生徒C)祖父が花の栽培をしています。最近暑すぎてうまく収穫できないと苦しんでいますが、天候についてどのように対策していますか。

佐藤さん)果樹では特にリンゴが影響を受けていて、高温になると色がつかず、蜜入りもしないと言われています。打開策は高温に強い新品種に変えることです。高温障害については、南の地域から影響を受けるので、福島は影響を受けた地域で効果があった対策を参考にすることができます。

伊藤さん)今年は9月にコシヒカリの刈り取りができました。普通は10月ですから、明らかに早すぎます。その結果、未熟米が多く、収穫量もそれほど多くありませんでした。品種を変える方向を模索するしかないのかもしれません。

参加した生徒さんは積極的に手を挙げて質問していました

5 将来に向けてのアドバイス

 ゲストのお2人から若いうちにやっておいた方がよいこと、勉強しておいた方がよいことを伺いました。

佐藤さん)自分がやりたいことは、可能な限りやってみると良いと思います。僕は留学したかったのですが、我慢してしまい、ちょっと後悔しています。

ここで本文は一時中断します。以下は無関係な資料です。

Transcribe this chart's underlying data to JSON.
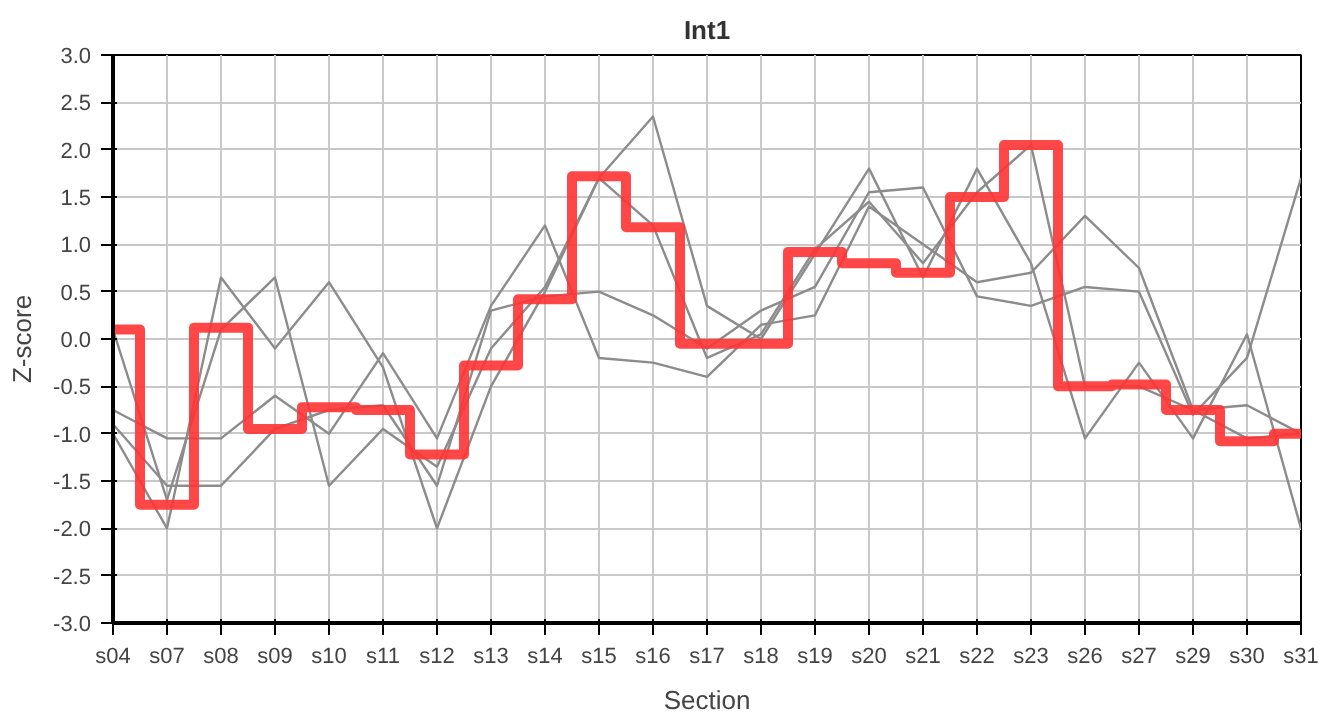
{
  "chart_data": {
    "type": "line",
    "title": "Int1",
    "xlabel": "Section",
    "ylabel": "Z-score",
    "categories": [
      "s04",
      "s07",
      "s08",
      "s09",
      "s10",
      "s11",
      "s12",
      "s13",
      "s14",
      "s15",
      "s16",
      "s17",
      "s18",
      "s19",
      "s20",
      "s21",
      "s22",
      "s23",
      "s26",
      "s27",
      "s29",
      "s30",
      "s31"
    ],
    "ylim": [
      -3,
      3
    ],
    "yticks": [
      {
        "value": -3,
        "label": "-3.0"
      },
      {
        "value": -2.5,
        "label": "-2.5"
      },
      {
        "value": -2,
        "label": "-2.0"
      },
      {
        "value": -1.5,
        "label": "-1.5"
      },
      {
        "value": -1,
        "label": "-1.0"
      },
      {
        "value": -0.5,
        "label": "-0.5"
      },
      {
        "value": 0,
        "label": "0.0"
      },
      {
        "value": 0.5,
        "label": "0.5"
      },
      {
        "value": 1,
        "label": "1.0"
      },
      {
        "value": 1.5,
        "label": "1.5"
      },
      {
        "value": 2,
        "label": "2.0"
      },
      {
        "value": 2.5,
        "label": "2.5"
      },
      {
        "value": 3,
        "label": "3.0"
      }
    ],
    "grid": true,
    "series": [
      {
        "color": "#8c8c8c",
        "values": [
          -0.75,
          -1.05,
          -1.05,
          -0.6,
          -1.0,
          -0.15,
          -1.05,
          0.35,
          1.2,
          -0.2,
          -0.25,
          -0.4,
          0.15,
          0.25,
          1.4,
          1.0,
          0.6,
          0.7,
          1.3,
          0.75,
          -0.75,
          -0.7,
          -1.0
        ]
      },
      {
        "color": "#8c8c8c",
        "values": [
          -0.9,
          -1.55,
          -1.55,
          -0.95,
          -0.75,
          -0.7,
          -1.55,
          0.3,
          0.45,
          0.5,
          0.25,
          -0.1,
          0.3,
          0.55,
          1.55,
          1.6,
          0.45,
          0.35,
          0.55,
          0.5,
          -0.8,
          -0.2,
          1.7
        ]
      },
      {
        "color": "#8c8c8c",
        "values": [
          -1.0,
          -2.0,
          0.65,
          -0.1,
          0.6,
          -0.3,
          -2.0,
          -0.5,
          0.5,
          1.7,
          2.35,
          0.35,
          0.0,
          0.9,
          1.8,
          0.65,
          1.8,
          0.8,
          -1.05,
          -0.25,
          -1.05,
          0.05,
          -2.0
        ]
      },
      {
        "color": "#8c8c8c",
        "values": [
          0.1,
          -1.7,
          0.1,
          0.65,
          -1.55,
          -0.95,
          -1.35,
          -0.1,
          0.55,
          1.7,
          1.2,
          -0.2,
          0.05,
          0.95,
          1.45,
          0.8,
          1.55,
          2.05,
          -0.5,
          -0.5,
          -0.75,
          -1.05,
          -1.0
        ]
      },
      {
        "type": "step",
        "color": "#ff3333",
        "values": [
          0.1,
          -1.75,
          0.12,
          -0.95,
          -0.72,
          -0.75,
          -1.22,
          -0.28,
          0.42,
          1.72,
          1.18,
          -0.05,
          -0.05,
          0.92,
          0.8,
          0.7,
          1.5,
          2.05,
          -0.5,
          -0.48,
          -0.75,
          -1.08,
          -1.0
        ]
      }
    ]
  }
}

伊藤さん)農業は自分の家で全部済んでしまうため、人と関わらずに済みます。ただそれは、あまり良くないと思います。大人になると農業団体や農業関係者の集まりなども含めて、いろいろな世代の人たちとコミュニケーションを取ることが求められます。ぜひ、いろいろな人と話してコミュニケーションをとってください。

座談会終了後、ゲストのお2人に質問する光景も見られました

 進路や就職について考える時期は、人生の一大転機です。大人はみなさんたちの助けになりたいと思っています。先生だけじゃなく、近くにいる大人は質問されたら、優しく教えてくれるはずです。皆さんに必要なのは、怖がらずに質問することです。ぜひ、いろいろな話を聞くことで進路選択の幅を広げてください。